Mince the meat 4 times at the butcher or on a machine at home.
Take a deep dish and put the first meat and add all the spices, from ingredients in description.
Put on nylon gloves and mix the meat well, the ingredients should be well combined, mix for about 20 – 30 minutes.
When the mixture has become well compacted. Cover the bowl and place in the refrigerator. Mix the mixture again every 3 hours, and let it stand overnight.
The next day, take a bowl with the meat mixture and start shaping kebabs.
Put some oil on your hands, make a small ball of meat and roll it back and forth through your palms and there you have it. Kebabs must be 5 cm long and about 2-2.5 cm thick. It is important that the meat is cold, that is, that it does not stand for a long time at room temperature, which means you work quickly or have someone help you.
When you have finished shaping the kebabs, put them in the fridge to rest for 20 minutes. You can definitely bake them right away, but it's better if they stand before baking.
In the home version, the best choice is a grill pan that does not need to be oiled, and if it is a classic pan, oil it a little and fry the meat at a medium temperature or slightly higher. Turn them every 2 minutes on all four sides, which is a total of 8 minutes of cooking, but again it depends on the thickness of the kebabs.
When the kebabs are ready, serve them warm with a mixed salad (tomato and onion), French fries and bread.
Buon appetito!
NOTE : What is important in this recipe I have to mention: grind the meat 4 times, the more you grind the meat, the tastier and juicier the meat will be! At the butchers, choose cuts of meat that are slightly fattier (marred), such as neck and shoulder. You can also use the thigh, but you should add a little fat to it so that the meat is not dry or lean. When it comes to the type of meat, a combination of two types is best, for example: for 1 kg of meat, mix 700 – 800 g of beef with 200 – 300 g of mutton, pork, or lamb – he states and adds that for 60 kebabs you need about 2 kg of meat. The meat mixture you have made must be kept in the refrigerator for at least 1 day, taking it out from time to time and stirring it again.
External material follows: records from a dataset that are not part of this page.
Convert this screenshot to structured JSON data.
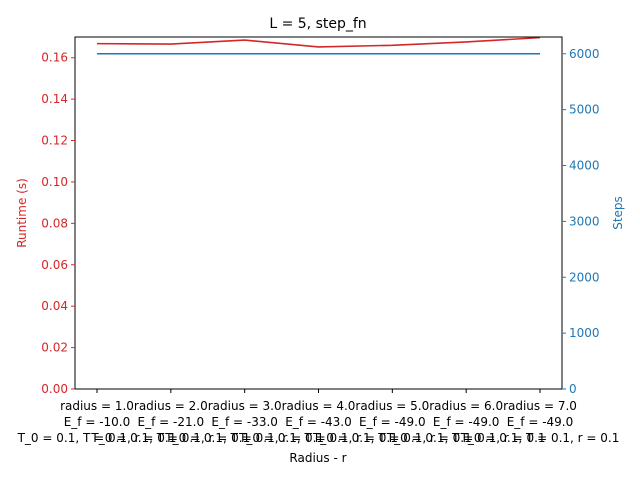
{
  "chart_data": {
    "type": "line",
    "title": "L = 5, step_fn",
    "xlabel": "Radius - r",
    "ylabel_left": "Runtime (s)",
    "ylabel_right": "Steps",
    "categories": [
      [
        "radius = 1.0",
        "E_f = -10.0",
        "T_0 = 0.1, T = 0.1, r = 0.1"
      ],
      [
        "radius = 2.0",
        "E_f = -21.0",
        "T_0 = 0.1, T = 0.1, r = 0.1"
      ],
      [
        "radius = 3.0",
        "E_f = -33.0",
        "T_0 = 0.1, T = 0.1, r = 0.1"
      ],
      [
        "radius = 4.0",
        "E_f = -43.0",
        "T_0 = 0.1, T = 0.1, r = 0.1"
      ],
      [
        "radius = 5.0",
        "E_f = -49.0",
        "T_0 = 0.1, T = 0.1, r = 0.1"
      ],
      [
        "radius = 6.0",
        "E_f = -49.0",
        "T_0 = 0.1, T = 0.1, r = 0.1"
      ],
      [
        "radius = 7.0",
        "E_f = -49.0",
        "T_0 = 0.1, T = 0.1, r = 0.1"
      ]
    ],
    "series": [
      {
        "values": [
          0.1668,
          0.1666,
          0.1685,
          0.1652,
          0.166,
          0.1676,
          0.1697
        ],
        "axis": "left",
        "color": "#d62728"
      },
      {
        "values": [
          6000,
          6000,
          6000,
          6000,
          6000,
          6000,
          6000
        ],
        "axis": "right",
        "color": "#1f77b4"
      }
    ],
    "ylim_left": [
      0,
      0.17
    ],
    "yticks_left": [
      "0.00",
      "0.02",
      "0.04",
      "0.06",
      "0.08",
      "0.10",
      "0.12",
      "0.14",
      "0.16"
    ],
    "ylim_right": [
      0,
      6300
    ],
    "yticks_right": [
      "0",
      "1000",
      "2000",
      "3000",
      "4000",
      "5000",
      "6000"
    ],
    "grid": false,
    "left_axis_color": "#d62728",
    "right_axis_color": "#1f77b4"
  }
}
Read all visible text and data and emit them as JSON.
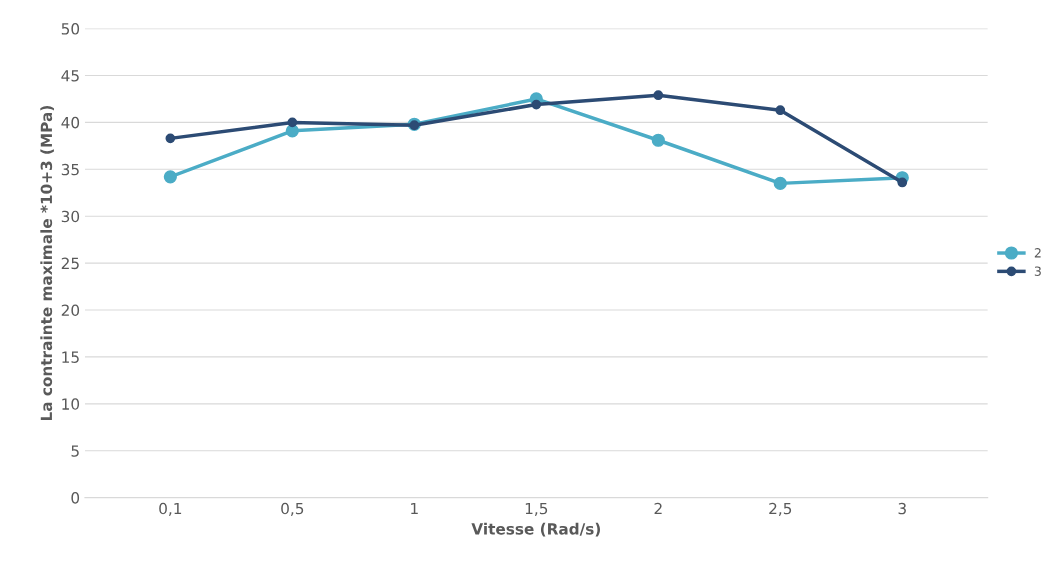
{
  "chart_data": {
    "type": "line",
    "xlabel": "Vitesse (Rad/s)",
    "ylabel": "La contrainte maximale *10+3 (MPa)",
    "categories": [
      "0,1",
      "0,5",
      "1",
      "1,5",
      "2",
      "2,5",
      "3"
    ],
    "series": [
      {
        "name": "2",
        "color": "#4bacc6",
        "values": [
          34.2,
          39.1,
          39.8,
          42.5,
          38.1,
          33.5,
          34.1
        ]
      },
      {
        "name": "3",
        "color": "#2c4b74",
        "values": [
          38.3,
          40.0,
          39.7,
          41.9,
          42.9,
          41.3,
          33.6
        ]
      }
    ],
    "ylim": [
      0,
      50
    ],
    "yticks": [
      0,
      5,
      10,
      15,
      20,
      25,
      30,
      35,
      40,
      45,
      50
    ],
    "grid": "y",
    "legend": "right",
    "marker": "circle",
    "line_style": "solid"
  }
}
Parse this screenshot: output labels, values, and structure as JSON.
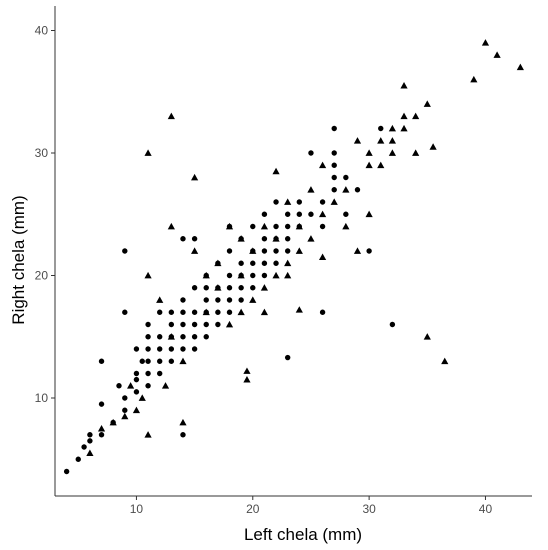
{
  "chart_data": {
    "type": "scatter",
    "xlabel": "Left chela (mm)",
    "ylabel": "Right chela (mm)",
    "xlim": [
      3,
      44
    ],
    "ylim": [
      2,
      42
    ],
    "xticks": [
      10,
      20,
      30,
      40
    ],
    "yticks": [
      10,
      20,
      30,
      40
    ],
    "xtick_labels": [
      "10",
      "20",
      "30",
      "40"
    ],
    "ytick_labels": [
      "10",
      "20",
      "30",
      "40"
    ],
    "grid": false,
    "legend": "none",
    "series": [
      {
        "marker": "circle",
        "color": "#000000",
        "points": [
          [
            4,
            4
          ],
          [
            5,
            5
          ],
          [
            5.5,
            6
          ],
          [
            6,
            6.5
          ],
          [
            6,
            7
          ],
          [
            7,
            7
          ],
          [
            7,
            9.5
          ],
          [
            7,
            13
          ],
          [
            8,
            8
          ],
          [
            8.5,
            11
          ],
          [
            9,
            9
          ],
          [
            9,
            10
          ],
          [
            9,
            17
          ],
          [
            9,
            22
          ],
          [
            10,
            10.5
          ],
          [
            10,
            11.5
          ],
          [
            10,
            12
          ],
          [
            10,
            14
          ],
          [
            10.5,
            13
          ],
          [
            11,
            11
          ],
          [
            11,
            12
          ],
          [
            11,
            13
          ],
          [
            11,
            14
          ],
          [
            11,
            15
          ],
          [
            11,
            16
          ],
          [
            12,
            12
          ],
          [
            12,
            13
          ],
          [
            12,
            14
          ],
          [
            12,
            15
          ],
          [
            12,
            17
          ],
          [
            13,
            13
          ],
          [
            13,
            14
          ],
          [
            13,
            15
          ],
          [
            13,
            16
          ],
          [
            13,
            17
          ],
          [
            14,
            7
          ],
          [
            14,
            14
          ],
          [
            14,
            15
          ],
          [
            14,
            16
          ],
          [
            14,
            17
          ],
          [
            14,
            18
          ],
          [
            15,
            14
          ],
          [
            15,
            15
          ],
          [
            15,
            16
          ],
          [
            15,
            17
          ],
          [
            15,
            19
          ],
          [
            16,
            15
          ],
          [
            16,
            16
          ],
          [
            16,
            17
          ],
          [
            16,
            18
          ],
          [
            16,
            19
          ],
          [
            16,
            20
          ],
          [
            17,
            16
          ],
          [
            17,
            17
          ],
          [
            17,
            18
          ],
          [
            17,
            19
          ],
          [
            17,
            21
          ],
          [
            18,
            17
          ],
          [
            18,
            18
          ],
          [
            18,
            19
          ],
          [
            18,
            20
          ],
          [
            18,
            22
          ],
          [
            18,
            24
          ],
          [
            19,
            18
          ],
          [
            19,
            19
          ],
          [
            19,
            20
          ],
          [
            19,
            21
          ],
          [
            19,
            23
          ],
          [
            20,
            19
          ],
          [
            20,
            20
          ],
          [
            20,
            21
          ],
          [
            20,
            22
          ],
          [
            20,
            24
          ],
          [
            21,
            20
          ],
          [
            21,
            21
          ],
          [
            21,
            22
          ],
          [
            21,
            23
          ],
          [
            21,
            25
          ],
          [
            22,
            21
          ],
          [
            22,
            22
          ],
          [
            22,
            23
          ],
          [
            22,
            24
          ],
          [
            22,
            26
          ],
          [
            23,
            13.3
          ],
          [
            23,
            22
          ],
          [
            23,
            23
          ],
          [
            23,
            24
          ],
          [
            23,
            25
          ],
          [
            24,
            24
          ],
          [
            24,
            25
          ],
          [
            24,
            26
          ],
          [
            25,
            25
          ],
          [
            25,
            30
          ],
          [
            26,
            17
          ],
          [
            26,
            24
          ],
          [
            26,
            26
          ],
          [
            27,
            27
          ],
          [
            27,
            28
          ],
          [
            27,
            29
          ],
          [
            27,
            30
          ],
          [
            27,
            32
          ],
          [
            28,
            25
          ],
          [
            28,
            28
          ],
          [
            29,
            27
          ],
          [
            30,
            22
          ],
          [
            31,
            32
          ],
          [
            32,
            16
          ],
          [
            14,
            23
          ],
          [
            15,
            23
          ]
        ]
      },
      {
        "marker": "triangle",
        "color": "#000000",
        "points": [
          [
            6,
            5.5
          ],
          [
            7,
            7.5
          ],
          [
            8,
            8
          ],
          [
            9,
            8.5
          ],
          [
            9.5,
            11
          ],
          [
            10,
            9
          ],
          [
            10.5,
            10
          ],
          [
            11,
            7
          ],
          [
            11,
            20
          ],
          [
            11,
            30
          ],
          [
            12,
            18
          ],
          [
            12.5,
            11
          ],
          [
            13,
            15
          ],
          [
            13,
            24
          ],
          [
            13,
            33
          ],
          [
            14,
            8
          ],
          [
            14,
            13
          ],
          [
            15,
            22
          ],
          [
            15,
            28
          ],
          [
            16,
            17
          ],
          [
            16,
            20
          ],
          [
            17,
            19
          ],
          [
            17,
            21
          ],
          [
            18,
            16
          ],
          [
            18,
            24
          ],
          [
            19,
            17
          ],
          [
            19,
            20
          ],
          [
            19,
            23
          ],
          [
            19.5,
            11.5
          ],
          [
            19.5,
            12.2
          ],
          [
            20,
            18
          ],
          [
            20,
            22
          ],
          [
            21,
            19
          ],
          [
            21,
            24
          ],
          [
            22,
            23
          ],
          [
            22,
            28.5
          ],
          [
            23,
            21
          ],
          [
            23,
            26
          ],
          [
            24,
            17.2
          ],
          [
            24,
            24
          ],
          [
            25,
            27
          ],
          [
            26,
            21.5
          ],
          [
            26,
            29
          ],
          [
            27,
            26
          ],
          [
            28,
            24
          ],
          [
            29,
            22
          ],
          [
            29,
            31
          ],
          [
            30,
            25
          ],
          [
            30,
            30
          ],
          [
            31,
            29
          ],
          [
            31,
            31
          ],
          [
            32,
            31
          ],
          [
            32,
            32
          ],
          [
            33,
            32
          ],
          [
            33,
            35.5
          ],
          [
            34,
            33
          ],
          [
            34,
            30
          ],
          [
            35,
            34
          ],
          [
            35,
            15
          ],
          [
            35.5,
            30.5
          ],
          [
            36.5,
            13
          ],
          [
            39,
            36
          ],
          [
            40,
            39
          ],
          [
            41,
            38
          ],
          [
            43,
            37
          ],
          [
            30,
            29
          ],
          [
            32,
            30
          ],
          [
            33,
            33
          ],
          [
            28,
            27
          ],
          [
            26,
            25
          ],
          [
            25,
            23
          ],
          [
            24,
            22
          ],
          [
            23,
            20
          ],
          [
            22,
            20
          ],
          [
            21,
            17
          ]
        ]
      }
    ]
  }
}
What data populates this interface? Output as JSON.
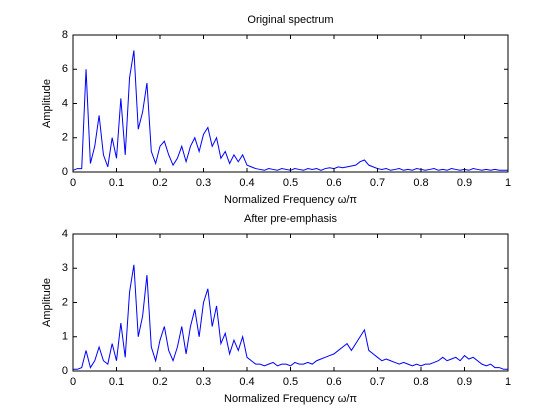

The longer it stays in the fridge, it will pick up all the smells of the ingredients, and it will be tastier. It is important to cover the meat with foil, or even better if you have a deep bowl with a lid so that the smell of the meat does not spread further. Of course, it can also be used immediately, with the fact that the meat will be more tender and softer (gooier), which will make it more difficult to prepare the kebab itself. With this mixture, you can also make Serbian hamburgers, some people like them filled with cream, and they are called gourmet patties, or regular patties. Sizes up to 8-9 cm.